# WHCC/ROES anyone?



## jowensphoto (Apr 9, 2012)

I am ordering prints from WHCC for the first time, but I am SO confused. Company uses a platform called ROES for ordering. I'm trying to add words to some flat cards, but can't seem to figure it out. 

Any and all help is greatly appreciated!


----------



## lapequesalsera (Apr 9, 2012)

All the designs needs to be done using your regular software, I use Photoshop and add anything I want to the files then I use ROES to transfer those files to whcc, basically they use that software like a register, where you order and choose prices and then pay


----------



## jowensphoto (Apr 9, 2012)

Thank you!! I was thinking that may be the case, just wanted to make sure I wasn't over looking something in ROES.


----------



## KmH (Apr 9, 2012)

All of the online labs use a ROES (*R*emote *O*rder *E*ntry *S*ystem) application.


----------



## jowensphoto (Apr 10, 2012)

LOL I thought it was specific to WHCC. Learning new stuff everyday!!


----------



## dimakuzmich (Apr 12, 2012)

Nations Photo Lab also uses Roes


----------



## GerryDavid (Apr 23, 2012)

millers uses roes to, very confusing interface for me.  The first time I used roes, I had to email whcc to find out what I had to do, thankfully they usually reply very quickly.  

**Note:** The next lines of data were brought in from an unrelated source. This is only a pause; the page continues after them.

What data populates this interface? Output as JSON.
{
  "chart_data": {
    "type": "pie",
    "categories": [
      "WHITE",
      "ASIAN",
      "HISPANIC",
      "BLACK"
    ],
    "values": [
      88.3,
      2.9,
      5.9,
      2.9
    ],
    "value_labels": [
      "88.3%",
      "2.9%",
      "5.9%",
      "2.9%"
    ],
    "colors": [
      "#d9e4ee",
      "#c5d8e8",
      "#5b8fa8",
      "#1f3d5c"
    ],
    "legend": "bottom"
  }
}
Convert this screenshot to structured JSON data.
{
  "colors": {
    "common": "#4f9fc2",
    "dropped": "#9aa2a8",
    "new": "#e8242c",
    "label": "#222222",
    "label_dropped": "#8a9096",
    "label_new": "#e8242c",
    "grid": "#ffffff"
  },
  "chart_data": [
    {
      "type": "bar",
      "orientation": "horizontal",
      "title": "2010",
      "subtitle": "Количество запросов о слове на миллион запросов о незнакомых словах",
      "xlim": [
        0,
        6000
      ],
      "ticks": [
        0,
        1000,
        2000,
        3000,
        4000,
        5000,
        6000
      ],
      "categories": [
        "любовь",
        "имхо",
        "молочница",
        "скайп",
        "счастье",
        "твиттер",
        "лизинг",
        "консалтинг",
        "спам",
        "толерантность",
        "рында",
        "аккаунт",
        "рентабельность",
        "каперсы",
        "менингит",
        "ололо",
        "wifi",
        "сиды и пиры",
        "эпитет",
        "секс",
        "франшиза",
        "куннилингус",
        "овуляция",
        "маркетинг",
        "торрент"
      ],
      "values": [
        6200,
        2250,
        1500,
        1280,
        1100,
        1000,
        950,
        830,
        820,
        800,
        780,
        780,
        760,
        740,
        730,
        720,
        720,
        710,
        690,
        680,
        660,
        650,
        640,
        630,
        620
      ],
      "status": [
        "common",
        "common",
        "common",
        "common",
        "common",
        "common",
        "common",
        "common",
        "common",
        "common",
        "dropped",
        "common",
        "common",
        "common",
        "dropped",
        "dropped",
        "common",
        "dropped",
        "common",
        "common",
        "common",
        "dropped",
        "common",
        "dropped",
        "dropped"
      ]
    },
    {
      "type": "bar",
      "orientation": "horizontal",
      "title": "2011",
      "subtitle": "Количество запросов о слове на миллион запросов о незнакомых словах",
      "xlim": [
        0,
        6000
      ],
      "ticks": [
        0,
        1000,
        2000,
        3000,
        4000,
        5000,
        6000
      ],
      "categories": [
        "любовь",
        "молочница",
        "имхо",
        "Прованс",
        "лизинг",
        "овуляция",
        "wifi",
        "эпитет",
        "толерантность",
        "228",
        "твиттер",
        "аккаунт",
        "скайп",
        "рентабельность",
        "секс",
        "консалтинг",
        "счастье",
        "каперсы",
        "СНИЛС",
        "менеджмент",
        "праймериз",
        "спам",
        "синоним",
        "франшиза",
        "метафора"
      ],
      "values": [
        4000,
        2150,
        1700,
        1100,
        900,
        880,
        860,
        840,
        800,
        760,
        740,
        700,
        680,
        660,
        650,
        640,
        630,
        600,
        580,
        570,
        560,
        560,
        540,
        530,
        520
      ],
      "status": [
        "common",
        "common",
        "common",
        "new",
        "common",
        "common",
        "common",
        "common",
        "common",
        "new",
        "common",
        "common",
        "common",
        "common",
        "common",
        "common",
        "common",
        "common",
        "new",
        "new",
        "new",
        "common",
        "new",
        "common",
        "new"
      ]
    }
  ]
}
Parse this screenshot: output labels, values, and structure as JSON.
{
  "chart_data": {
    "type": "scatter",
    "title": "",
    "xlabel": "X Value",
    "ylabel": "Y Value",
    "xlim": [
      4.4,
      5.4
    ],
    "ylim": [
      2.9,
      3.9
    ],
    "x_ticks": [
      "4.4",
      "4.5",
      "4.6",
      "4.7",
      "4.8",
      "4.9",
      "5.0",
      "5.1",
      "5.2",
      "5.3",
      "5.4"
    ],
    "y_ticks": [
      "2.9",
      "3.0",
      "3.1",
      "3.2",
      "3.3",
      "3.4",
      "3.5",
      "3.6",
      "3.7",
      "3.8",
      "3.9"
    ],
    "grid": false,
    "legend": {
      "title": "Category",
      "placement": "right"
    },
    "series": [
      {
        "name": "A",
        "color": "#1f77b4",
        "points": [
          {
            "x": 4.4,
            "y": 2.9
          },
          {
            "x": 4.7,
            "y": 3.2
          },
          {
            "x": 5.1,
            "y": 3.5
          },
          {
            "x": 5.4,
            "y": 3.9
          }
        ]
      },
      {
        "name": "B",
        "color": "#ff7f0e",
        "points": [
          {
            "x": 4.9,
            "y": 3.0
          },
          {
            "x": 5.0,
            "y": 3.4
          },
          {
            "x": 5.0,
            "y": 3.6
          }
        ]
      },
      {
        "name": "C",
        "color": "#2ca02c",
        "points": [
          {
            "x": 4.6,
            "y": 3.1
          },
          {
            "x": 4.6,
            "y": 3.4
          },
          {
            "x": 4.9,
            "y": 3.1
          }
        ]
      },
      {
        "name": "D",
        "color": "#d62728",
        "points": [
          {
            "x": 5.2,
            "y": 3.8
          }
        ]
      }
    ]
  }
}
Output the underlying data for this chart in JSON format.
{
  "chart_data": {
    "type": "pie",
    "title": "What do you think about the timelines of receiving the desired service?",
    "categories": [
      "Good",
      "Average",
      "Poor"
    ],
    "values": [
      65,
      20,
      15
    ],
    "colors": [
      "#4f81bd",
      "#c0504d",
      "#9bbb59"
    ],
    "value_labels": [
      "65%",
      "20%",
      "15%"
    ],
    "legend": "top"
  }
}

some labs do give you templates to use, although whcc doesnt, but they do sell some templates.


----------



## lapequesalsera (May 7, 2012)

GerryDavid said:
			
		

> millers uses roes to, very confusing interface for me.  The first time I used roes, I had to email whcc to find out what I had to do, thankfully they usually reply very quickly.
> 
> some labs do give you templates to use, although whcc doesnt, but they do sell some templates.

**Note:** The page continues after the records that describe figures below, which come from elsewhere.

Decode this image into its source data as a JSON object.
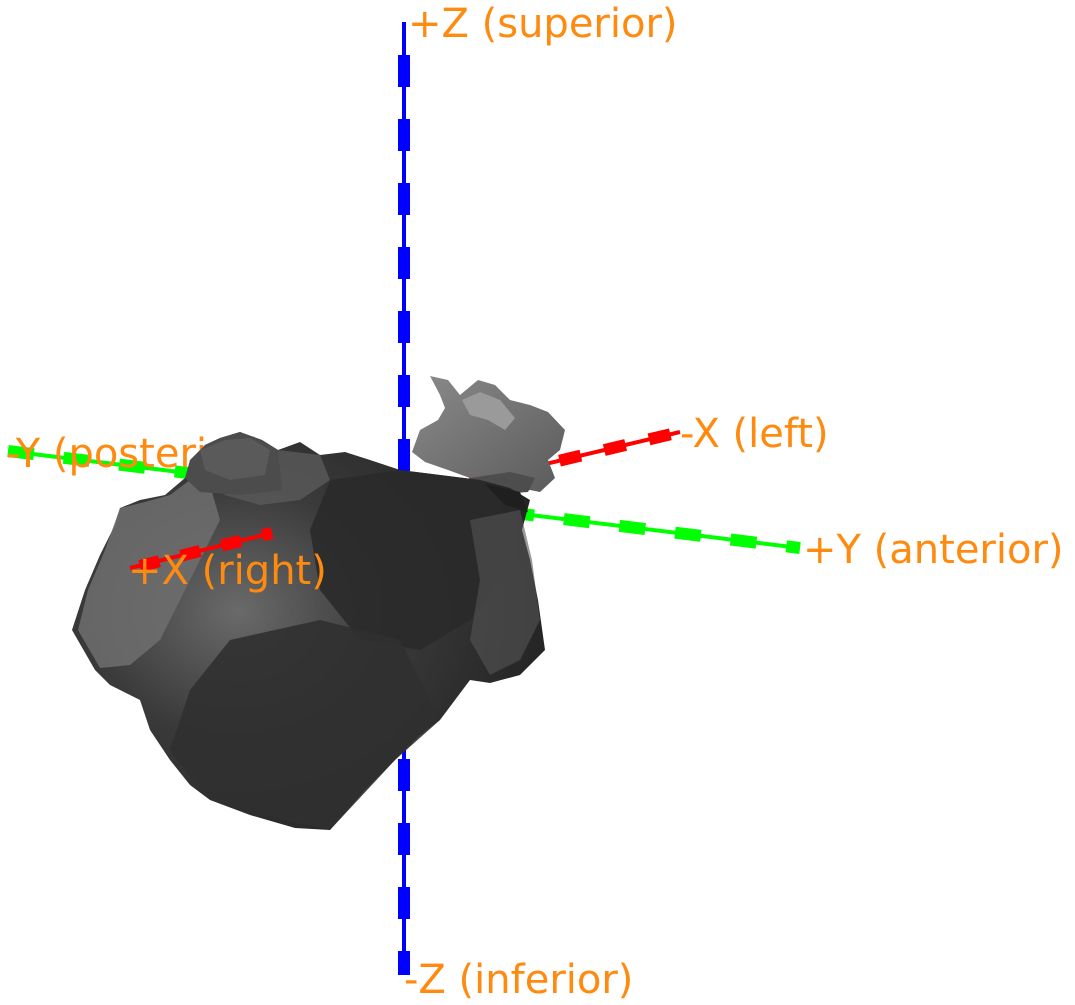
{
  "axes": {
    "z_pos": {
      "label": "+Z (superior)",
      "color": "#0000ff"
    },
    "z_neg": {
      "label": "-Z (inferior)",
      "color": "#0000ff"
    },
    "x_pos": {
      "label": "+X (right)",
      "color": "#ff0000"
    },
    "x_neg": {
      "label": "-X (left)",
      "color": "#ff0000"
    },
    "y_pos": {
      "label": "+Y (anterior)",
      "color": "#00ff00"
    },
    "y_neg": {
      "label": "-Y (posterior)",
      "color": "#00ff00"
    }
  },
  "label_color": "#ff8a10",
  "mesh_colors": {
    "dark": "#262626",
    "mid": "#4a4a4a",
    "light": "#7a7a7a"
  }
}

Whcc does have templates, you have to download the files from their web, I only use their boutique card templates for guides because everything else it's just measures


----------



## GerryDavid (May 7, 2012)

the whcc templates are for guides only on the edges only for bleed and cut lines, they are simple white documents.  By templates I meant designer ones with graphics and patterns that would appeal to customers.


----------